La « petite » était dans le coup, Catherine dans la confidence, et Denis au courant. Une des infirmières avait fait les yeux doux au brancardier, achetant sa complicité au prix d'un café loin des blouses blanches. Le brancardier espérait plus de son futur rendez-vous, c'est qu'elle était jolie.
Avec un des lits, ils ont récupéré le chien à l'entrée. Un ami de Fred, un des gars du foyer d'accueil, l'avait déposé sous le porche des urgences. L'animal caché sous les draps, ils ont traversé les couloirs dans la peur de se faire découvrir, la certitude d'avoir été repéré, oui, sans aucun doute, mais personne n'a rien dit. Des yeux qui s'étonnent d'une forme si courte sous les draps, du visage caché d'un patient bien trop petit, c'est-à-dire que la pédiatrie est sur l'autre hôpital. Des yeux qui s'étonnent, mais qui trouvent mieux à faire tout à coup, mieux à voir, et se détournent dans un sourire.
Parce que parfois, on s'en fout de respecter les règles. Parce que parfois, les enfreindre a plus de sens. Comme danser, oui, danser même quand il ne faudrait plus...
Mais en avançant vers le bloc, ce n'est pas à Fred que Denis pense. En serrant son carnet, c'est Bernard qui quitte un peu la 46e page.
Bernard est un vieux monsieur qui porte au cou ses lunettes à oxygène et un drôle de collier. Pas grand-chose l'oxygène, deux litres à peine, il va mieux, s'essouffle moins. Son collier fait une drôle de forme sous sa blouse, on pense à des électrodes, à cet appareil qu'on doit porter une journée entière, qui enregistre le cœur, qui le dessine pendant 24 heures.

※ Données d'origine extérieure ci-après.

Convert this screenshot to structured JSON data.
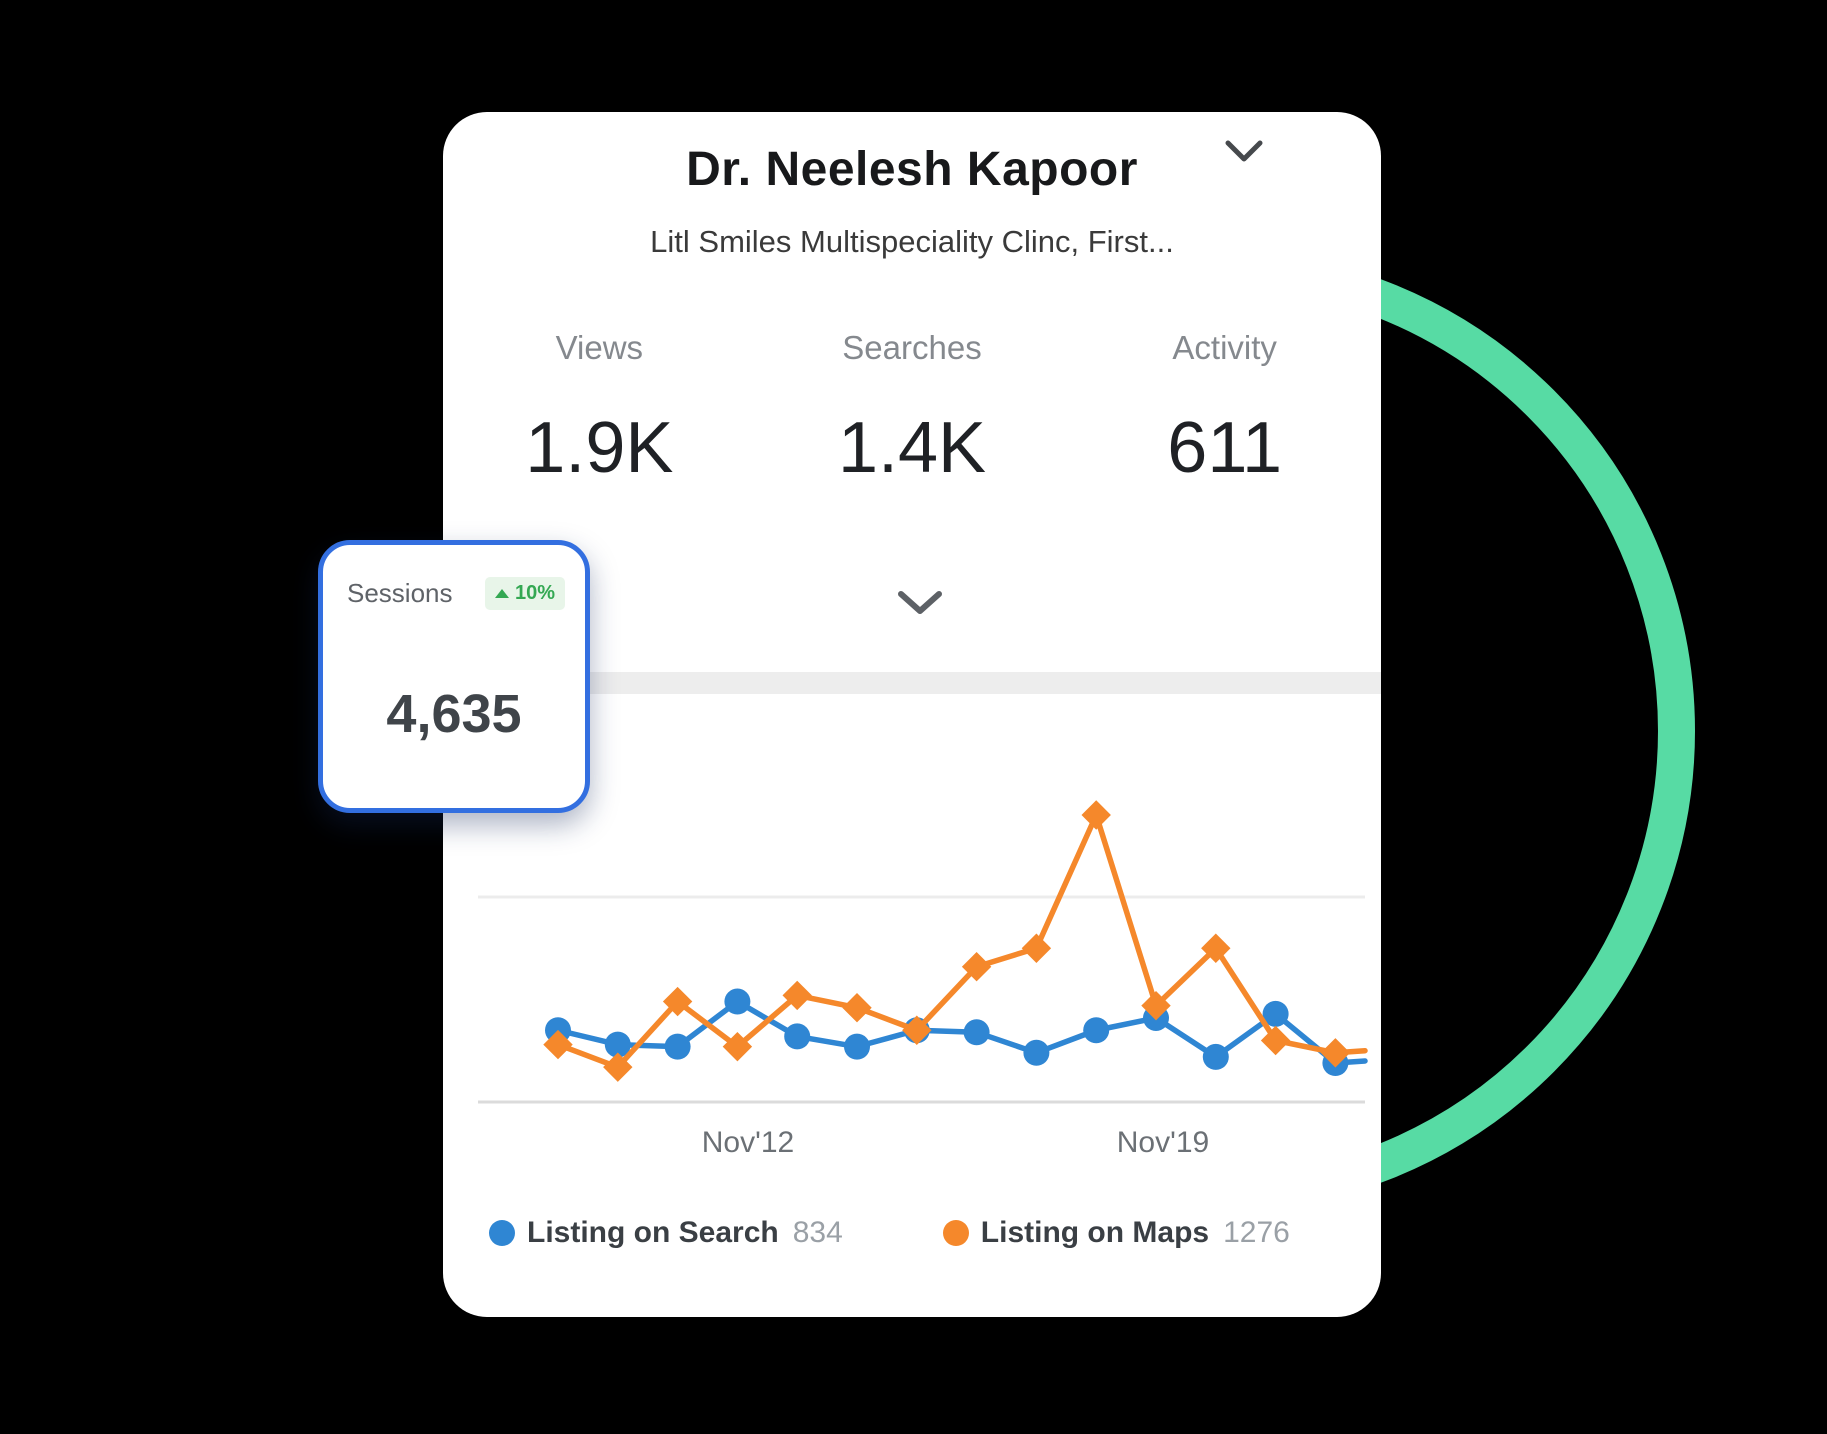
{
  "colors": {
    "background": "#000000",
    "card_bg": "#FFFFFF",
    "ring_green": "#57DBA4",
    "search_blue": "#2F86D3",
    "maps_orange": "#F5882B",
    "sessions_border_blue": "#336FE0",
    "badge_bg": "#E8F5E9",
    "badge_green": "#34A853"
  },
  "icons": {
    "header_chevron": "chevron-down",
    "collapse_chevron": "chevron-down",
    "badge_arrow": "triangle-up"
  },
  "profile_card": {
    "title": "Dr. Neelesh Kapoor",
    "subtitle": "Litl Smiles Multispeciality Clinc, First...",
    "stats": [
      {
        "label": "Views",
        "value": "1.9K"
      },
      {
        "label": "Searches",
        "value": "1.4K"
      },
      {
        "label": "Activity",
        "value": "611"
      }
    ]
  },
  "sessions_card": {
    "label": "Sessions",
    "value": "4,635",
    "change": "10%",
    "change_direction": "up"
  },
  "chart_data": {
    "type": "line",
    "title": "",
    "x_tick_labels": [
      "Nov'12",
      "Nov'19"
    ],
    "ylim": [
      0,
      150
    ],
    "gridline_value": 100,
    "grid": "one horizontal gridline plus baseline, no y tick labels",
    "legend_position": "bottom-left",
    "series": [
      {
        "name": "Listing on Search",
        "legend_value": "834",
        "color": "#2F86D3",
        "marker": "circle",
        "values": [
          35,
          28,
          27,
          49,
          32,
          27,
          35,
          34,
          24,
          35,
          41,
          22,
          43,
          19
        ],
        "tail_value": 20
      },
      {
        "name": "Listing on Maps",
        "legend_value": "1276",
        "color": "#F5882B",
        "marker": "diamond",
        "values": [
          28,
          17,
          49,
          27,
          52,
          46,
          35,
          66,
          75,
          140,
          47,
          75,
          30,
          24
        ],
        "tail_value": 25
      }
    ],
    "layout": {
      "x_start": 115,
      "x_step": 59.8,
      "tail_x": 922,
      "baseline_y": 408,
      "gridline_y": 203,
      "axis_x1": 35,
      "axis_x2": 922,
      "tick_positions_x": [
        305,
        720
      ],
      "tick_y": 458,
      "axis_color": "#DBDBDB",
      "grid_color": "#ECECEC",
      "tick_color": "#6B7075",
      "tick_font_size": 30,
      "line_width": 5.5,
      "marker_size": 13
    }
  }
}
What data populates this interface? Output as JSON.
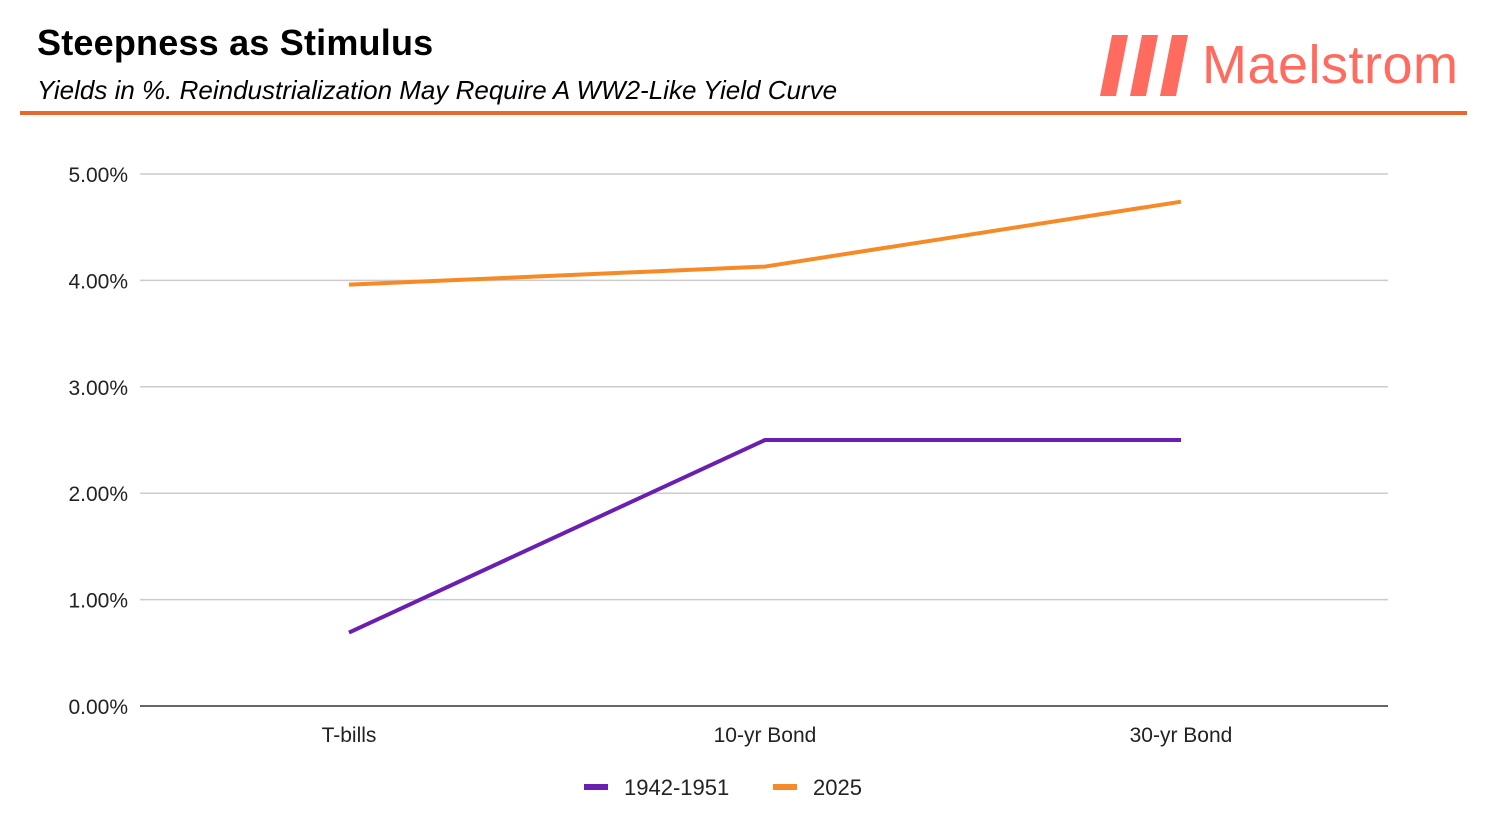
{
  "header": {
    "title": "Steepness as Stimulus",
    "subtitle": "Yields in %. Reindustrialization May Require A WW2-Like Yield Curve"
  },
  "brand": {
    "name": "Maelstrom",
    "logo_color": "#ff6b5f",
    "divider_color": "#e8692e"
  },
  "chart_data": {
    "type": "line",
    "categories": [
      "T-bills",
      "10-yr Bond",
      "30-yr Bond"
    ],
    "series": [
      {
        "name": "1942-1951",
        "values": [
          0.69,
          2.5,
          2.5
        ],
        "color": "#6a1fb0"
      },
      {
        "name": "2025",
        "values": [
          3.96,
          4.13,
          4.74
        ],
        "color": "#f58a26"
      }
    ],
    "ylim": [
      0,
      5
    ],
    "yticks": [
      0,
      1,
      2,
      3,
      4,
      5
    ],
    "ytick_labels": [
      "0.00%",
      "1.00%",
      "2.00%",
      "3.00%",
      "4.00%",
      "5.00%"
    ],
    "grid": true,
    "legend": "bottom-center",
    "xlabel": "",
    "ylabel": ""
  }
}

Mais ce n'est pas ça. Bernard montre une petite pochette accrochée avec un lacet rouge, une pochette comme celle des enfants seuls à l'aéroport, ceux qui sont presque perdus finalement, perdus entre quelqu'un qu'ils ont quitté et quelqu'un qu'ils n'ont pas encore retrouvé. Bernard était comme ça.
Dans la pochette plastifiée, loge ses souvenirs. Il en a laissé partout chez lui, à travers des photos et des objets, il garde ceux-là contre son cœur, souvenirs de sa femme morte huit ans plus tôt. Sa femme il en parle comme hier, comme aujourd'hui, comme demain, il en parle de toujours, comme tout le monde voudrait qu'on parle de soi. Il avait seize ans, elle en avait vingt-six, mariée, deux enfants, un mari qui ne la regardait plus et lui qui ne voyait qu'elle. Ils furent amants pendant douze ans, brûlants l'un contre l'autre jusqu'à ce que le conjoint trompé les découvre. Ils le restèrent encore, même mariés.
Dans la pochette, une photo d'elle, les cheveux courts, la quarantaine, le visage étonné, les seins nus. Elle est belle. Dans la surprise de l'instant, elle est très belle.
Au dos, un petit mot griffonné sur la page d'un carnet déchiré. L'écriture est fine, penchée vers l'avant :
« Mon amour,
qu'importe la position, quand tu m'as embrassée, caressée pendant des heures, il ne tient qu'à un fil pour arriver au septième ciel. L'appel de nos chairs est si violent qu'il n'est pas besoin de ruses. C'est le vice qui nous domine et ce n'est pas désagréable.
Ta maîtresse à toi seul. »
Entre la photo et le mot, seul Bernard sait ce qu'il se cache. De jolies choses encore, sans aucun doute.
Les portes du bloc s'ouvrent devant Denis. Il confie alors son carnet pour s'installer sur la table. Il confie ses souvenirs à l'infirmière présente et parmi eux, page 46, la promesse de n'aimer qu'ainsi : en brûlant.